Only 45% of patients on ART had a documented ten-year cardiovascular disease (CVD) risk assessment within the previous three years. The monitoring rate was just 32% for individuals not on ART. Both rates were well below the 70% target set in the guidelines. Approximately half (48%) of patients aged 50 and above and receiving ART had been assessed for CVD risk within the past three years. Smoking status was documented for two-thirds of patients, falling well short of the 90% target. Only 45% of smokers had been offered cessation support.

Two-thirds of patients were offered an annual sexual health screen, including 72% of MSM and 61% of heterosexuals. Syphilis screening was documented for 63% of patients, including three-quarters of MSM and 55% of heterosexuals. Just over half of women (53%) had an annual cervical cytology screen with a further 22% advised to seek this test at a GP or sexual health clinic.

Fracture risk was assessed within the previous years in only 17% of patients aged over 50. Bone mineral density was measured in just 17% of ART-treated patients aged 70 and above.

“The growing population of older patients living with HIV were…overlooked in terms of bone health, with very low rates of fracture risk assessment and bone mineral density recording,” write the researchers. “It is not clear if low recorded rates of monitoring of bone density was due to lack of availability of bone densitometry measurement.”
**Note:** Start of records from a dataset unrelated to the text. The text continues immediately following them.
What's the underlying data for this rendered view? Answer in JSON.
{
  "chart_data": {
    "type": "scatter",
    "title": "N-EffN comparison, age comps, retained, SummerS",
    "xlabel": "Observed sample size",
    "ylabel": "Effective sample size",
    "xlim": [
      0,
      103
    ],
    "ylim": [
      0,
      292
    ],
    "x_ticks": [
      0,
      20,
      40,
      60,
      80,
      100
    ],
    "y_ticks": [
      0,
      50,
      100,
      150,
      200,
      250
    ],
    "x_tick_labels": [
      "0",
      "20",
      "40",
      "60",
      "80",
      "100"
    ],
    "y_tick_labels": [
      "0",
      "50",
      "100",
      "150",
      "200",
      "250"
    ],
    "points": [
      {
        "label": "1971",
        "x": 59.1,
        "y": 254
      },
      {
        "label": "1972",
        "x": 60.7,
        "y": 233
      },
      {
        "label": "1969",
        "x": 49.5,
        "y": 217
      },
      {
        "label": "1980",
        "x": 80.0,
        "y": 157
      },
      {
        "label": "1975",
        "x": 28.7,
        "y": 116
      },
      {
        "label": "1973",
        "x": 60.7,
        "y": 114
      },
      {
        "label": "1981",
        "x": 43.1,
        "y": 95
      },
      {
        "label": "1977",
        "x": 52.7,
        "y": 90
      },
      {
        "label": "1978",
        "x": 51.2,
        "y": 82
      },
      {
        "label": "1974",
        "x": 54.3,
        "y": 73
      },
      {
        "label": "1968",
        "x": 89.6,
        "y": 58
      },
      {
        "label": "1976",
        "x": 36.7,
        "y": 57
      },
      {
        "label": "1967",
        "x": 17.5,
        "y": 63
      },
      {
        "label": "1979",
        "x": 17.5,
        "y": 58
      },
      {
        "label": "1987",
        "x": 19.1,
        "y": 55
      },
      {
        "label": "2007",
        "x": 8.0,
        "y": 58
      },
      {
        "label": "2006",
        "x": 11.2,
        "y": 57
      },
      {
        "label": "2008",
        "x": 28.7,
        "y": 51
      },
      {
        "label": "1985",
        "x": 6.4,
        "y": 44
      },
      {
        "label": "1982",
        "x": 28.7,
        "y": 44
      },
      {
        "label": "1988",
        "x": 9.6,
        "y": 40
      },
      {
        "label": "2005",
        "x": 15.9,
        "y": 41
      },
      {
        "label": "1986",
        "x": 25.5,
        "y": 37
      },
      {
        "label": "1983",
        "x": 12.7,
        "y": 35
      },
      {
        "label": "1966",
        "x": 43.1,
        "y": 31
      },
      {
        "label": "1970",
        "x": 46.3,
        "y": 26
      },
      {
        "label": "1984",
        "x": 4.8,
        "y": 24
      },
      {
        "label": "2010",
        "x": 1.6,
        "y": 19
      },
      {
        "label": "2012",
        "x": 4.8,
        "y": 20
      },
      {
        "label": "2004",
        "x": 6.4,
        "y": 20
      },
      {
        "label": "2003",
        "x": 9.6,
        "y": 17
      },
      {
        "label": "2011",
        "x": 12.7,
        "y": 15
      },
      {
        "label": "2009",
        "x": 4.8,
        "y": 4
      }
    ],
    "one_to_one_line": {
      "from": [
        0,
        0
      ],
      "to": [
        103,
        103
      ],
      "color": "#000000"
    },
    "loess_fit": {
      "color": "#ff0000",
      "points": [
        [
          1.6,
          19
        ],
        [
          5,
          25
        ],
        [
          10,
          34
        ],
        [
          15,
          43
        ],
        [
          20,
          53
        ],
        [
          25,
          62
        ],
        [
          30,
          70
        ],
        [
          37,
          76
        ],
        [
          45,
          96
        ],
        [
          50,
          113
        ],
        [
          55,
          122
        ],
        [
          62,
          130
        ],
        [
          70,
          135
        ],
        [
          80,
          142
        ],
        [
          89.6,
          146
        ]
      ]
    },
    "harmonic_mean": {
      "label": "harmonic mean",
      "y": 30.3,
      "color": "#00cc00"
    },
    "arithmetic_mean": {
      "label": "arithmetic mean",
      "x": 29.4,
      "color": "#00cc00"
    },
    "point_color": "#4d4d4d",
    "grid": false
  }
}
Resistance testing varied between sites, but only 27% of clinics met the target of having a resistance test or stored sample for 90% of patients. Rates of blood pressure monitoring and liver and kidney function testing were high at between 86 and 97%.

A fifth of patients were given an annual flu vaccination, with 36% given advice on other services where this could be obtained.

“There may be a perception that primary care is responsible for certain monitoring and services such as cardiovascular risk and providing most vaccinations,” conclude the authors. “Hence greater clarity in these areas, particularly in what the forthcoming tariffs for HIV care cover, will help clinics focus on areas they are responsible for. Improved communication between HIV and primary care services would streamline and improve care.” The investigators also stress the need for clinics to develop strategies to improve the care of older HIV-positive patients.


Molloy A et al. Routine monitoring and assessment of adults living with HIV: results of the British HIV Association (BHIVA) national audit 2015. BMC Infectious diseases, 17: 619. DOI 10.1186/s12879-017-2708-y (2017).